- Also known as: "El Bola"
- Born: Agustín Carbonell Serrano 1967 (age 58–59) Madrid, Spain
- Genres: Flamenco; jazz flamenco;
- Occupation: Flamenco guitarist
- Website: Official website

= Agustín Carbonell =

Agustin "El Bola" Carbonell (born Agustín Carbonell Serrano; Madrid, 1967) is a guitarist and Spanish composer of flamenco and new flamenco music.

Member of a family with wide flamenco roots, including names like Sabicas, El Bola and Paco de Lucía, he began playing at 13 years of age in various "tablaos" (flamenco gatherings) in his hometown.
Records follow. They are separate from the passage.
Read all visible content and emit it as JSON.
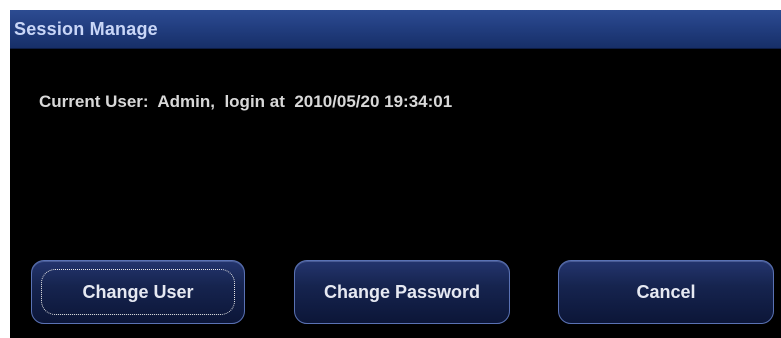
{
  "dialog": {
    "title": "Session Manage",
    "info": "Current User:  Admin,  login at  2010/05/20 19:34:01"
  },
  "buttons": {
    "change_user": "Change User",
    "change_password": "Change Password",
    "cancel": "Cancel",
    "focused": "change_user"
  },
  "colors": {
    "title_bar": "#223e80",
    "title_text": "#c9d6f7",
    "background": "#000000",
    "button_fill": "#16244f",
    "button_border": "#5a72b4"
  }
}
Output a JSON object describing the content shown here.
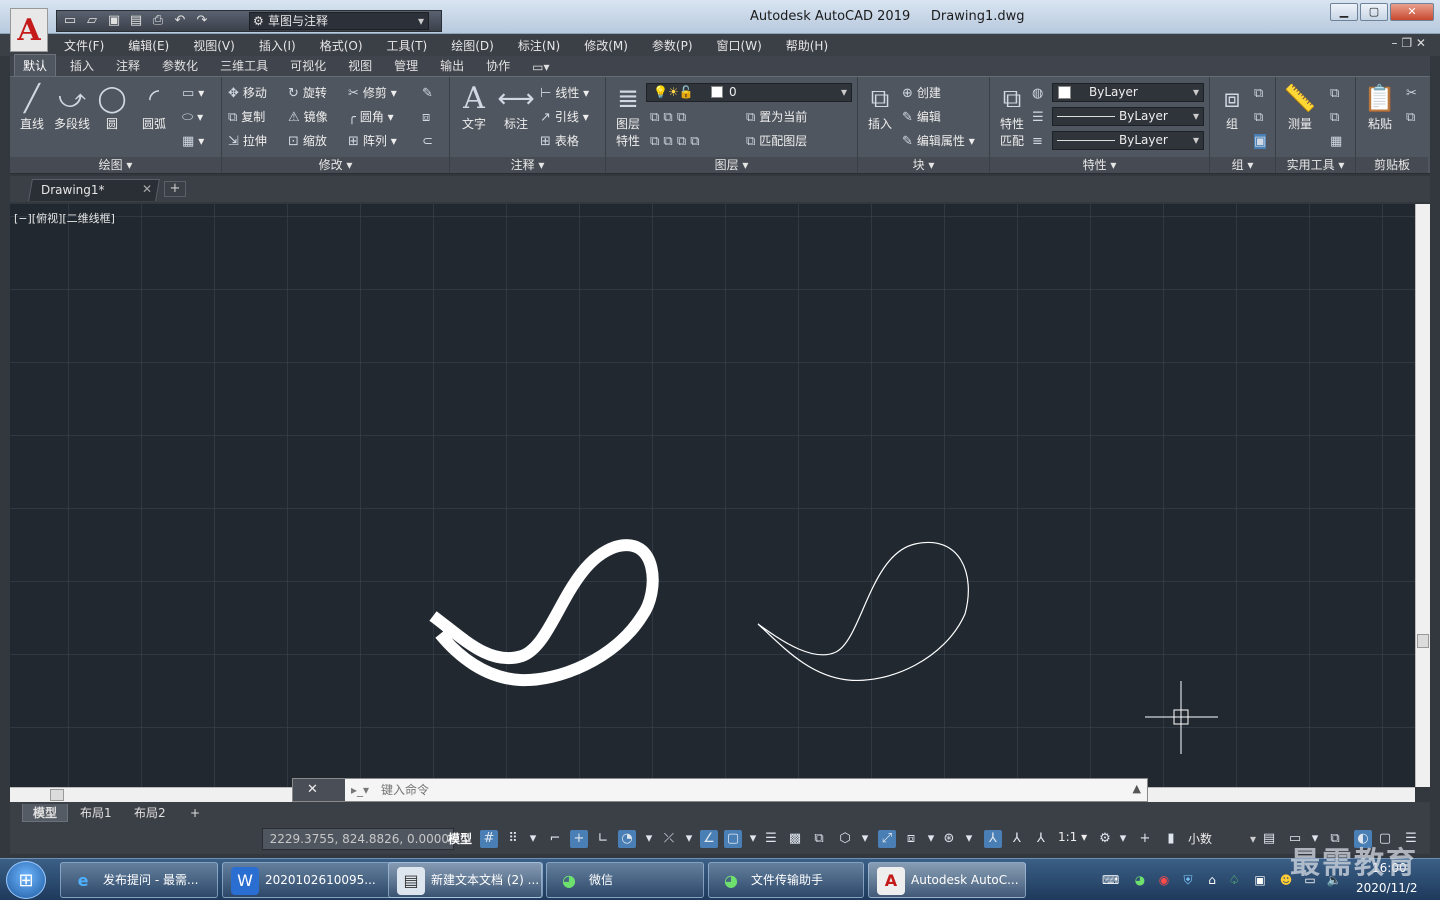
{
  "titlebar": {
    "workspace": "草图与注释",
    "app_title": "Autodesk AutoCAD 2019",
    "file_name": "Drawing1.dwg"
  },
  "menu": [
    "文件(F)",
    "编辑(E)",
    "视图(V)",
    "插入(I)",
    "格式(O)",
    "工具(T)",
    "绘图(D)",
    "标注(N)",
    "修改(M)",
    "参数(P)",
    "窗口(W)",
    "帮助(H)"
  ],
  "ribbon_tabs": [
    "默认",
    "插入",
    "注释",
    "参数化",
    "三维工具",
    "可视化",
    "视图",
    "管理",
    "输出",
    "协作"
  ],
  "ribbon": {
    "draw": {
      "title": "绘图 ▾",
      "line": "直线",
      "polyline": "多段线",
      "circle": "圆",
      "arc": "圆弧"
    },
    "modify": {
      "title": "修改 ▾",
      "move": "移动",
      "rotate": "旋转",
      "trim": "修剪",
      "copy": "复制",
      "mirror": "镜像",
      "fillet": "圆角",
      "stretch": "拉伸",
      "scale": "缩放",
      "array": "阵列"
    },
    "annotation": {
      "title": "注释 ▾",
      "text": "文字",
      "dimension": "标注",
      "linear": "线性",
      "leader": "引线",
      "table": "表格"
    },
    "layers": {
      "title": "图层 ▾",
      "properties": "图层\n特性",
      "prop1": "图层",
      "prop2": "特性",
      "current_layer": "0",
      "set_current": "置为当前",
      "match_layer": "匹配图层"
    },
    "block": {
      "title": "块 ▾",
      "insert": "插入",
      "create": "创建",
      "edit": "编辑",
      "edit_attr": "编辑属性"
    },
    "properties": {
      "title": "特性 ▾",
      "match1": "特性",
      "match2": "匹配",
      "color": "ByLayer",
      "linetype": "ByLayer",
      "lineweight": "ByLayer"
    },
    "groups": {
      "title": "组 ▾",
      "group": "组"
    },
    "utilities": {
      "title": "实用工具 ▾",
      "measure": "测量"
    },
    "clipboard": {
      "title": "剪贴板",
      "paste": "粘贴"
    }
  },
  "file_tabs": {
    "doc": "Drawing1*"
  },
  "viewport": {
    "label": "[−][俯视][二维线框]"
  },
  "command_line": {
    "placeholder": "键入命令"
  },
  "layout_tabs": [
    "模型",
    "布局1",
    "布局2"
  ],
  "statusbar": {
    "coords": "2229.3755, 824.8826, 0.0000",
    "model": "模型",
    "scale": "1:1 ▾",
    "units": "小数"
  },
  "taskbar": {
    "items": [
      "发布提问 - 最需...",
      "2020102610095...",
      "新建文本文档 (2) ...",
      "微信",
      "文件传输助手",
      "Autodesk AutoC..."
    ],
    "time": "16:00",
    "date": "2020/11/2"
  },
  "watermark": "最需教育",
  "colors": {
    "canvas_bg": "#212830",
    "accent": "#4a7fb5",
    "autocad_red": "#c41a1a"
  }
}
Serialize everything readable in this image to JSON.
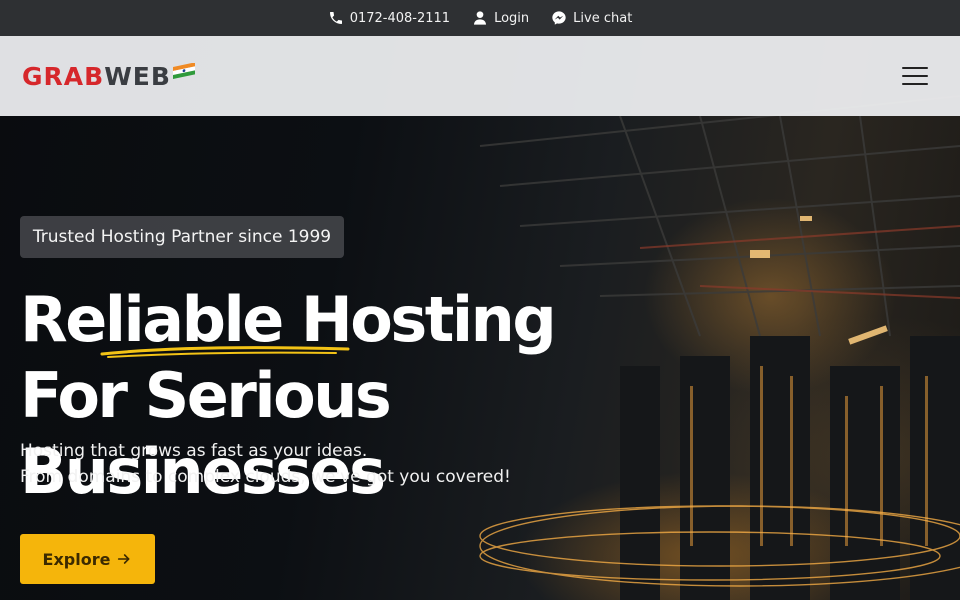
{
  "topbar": {
    "phone": {
      "icon": "phone-icon",
      "label": "0172-408-2111"
    },
    "login": {
      "icon": "user-icon",
      "label": "Login"
    },
    "chat": {
      "icon": "messenger-icon",
      "label": "Live chat"
    }
  },
  "header": {
    "logo": {
      "part1": "GRAB",
      "part2": "WEB",
      "flag": "india-flag-icon"
    },
    "menu_icon": "hamburger-menu-icon"
  },
  "hero": {
    "badge": "Trusted Hosting Partner since 1999",
    "headline_line1": "Reliable Hosting",
    "headline_line2": "For Serious Businesses",
    "sub_line1": "Hosting that grows as fast as your ideas.",
    "sub_line2": "From domains to complex clouds, we've got you covered!",
    "cta_label": "Explore",
    "cta_icon": "arrow-right-icon"
  },
  "colors": {
    "topbar_bg": "#2e3033",
    "brand_red": "#d6272b",
    "brand_gray": "#3a3d42",
    "cta_yellow": "#f5b50b",
    "accent_swoosh": "#f3c316"
  }
}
He soon participated in shows like Cumbre Flamenca (Flamenco Summit), which premiered on Broadway and in Hollywood. In the late 1980s, he created his own group, joining the new flamenco and jazz flamenco styles. He recorded his first album Bola on Nuba Records in 1989. He has since collaborated with the Paco de Lucia group, recording three albums with him. He also recorded three albums with the singer Enrique Morente. and with other musicians such as Ramón el Portugués, Jorge Pardo, Chano Dominguez, Carles Benavent, Rubem Dantas, Javier Colina, among others.

In 1996, he recorded his second album, Vuelo Flamenco (Flamenco Flight), and moved to Brazil, where he lived for eight years. On his return he recorded a third disc, Desvaríos with Jorge Pardo (RTV Music, 2007).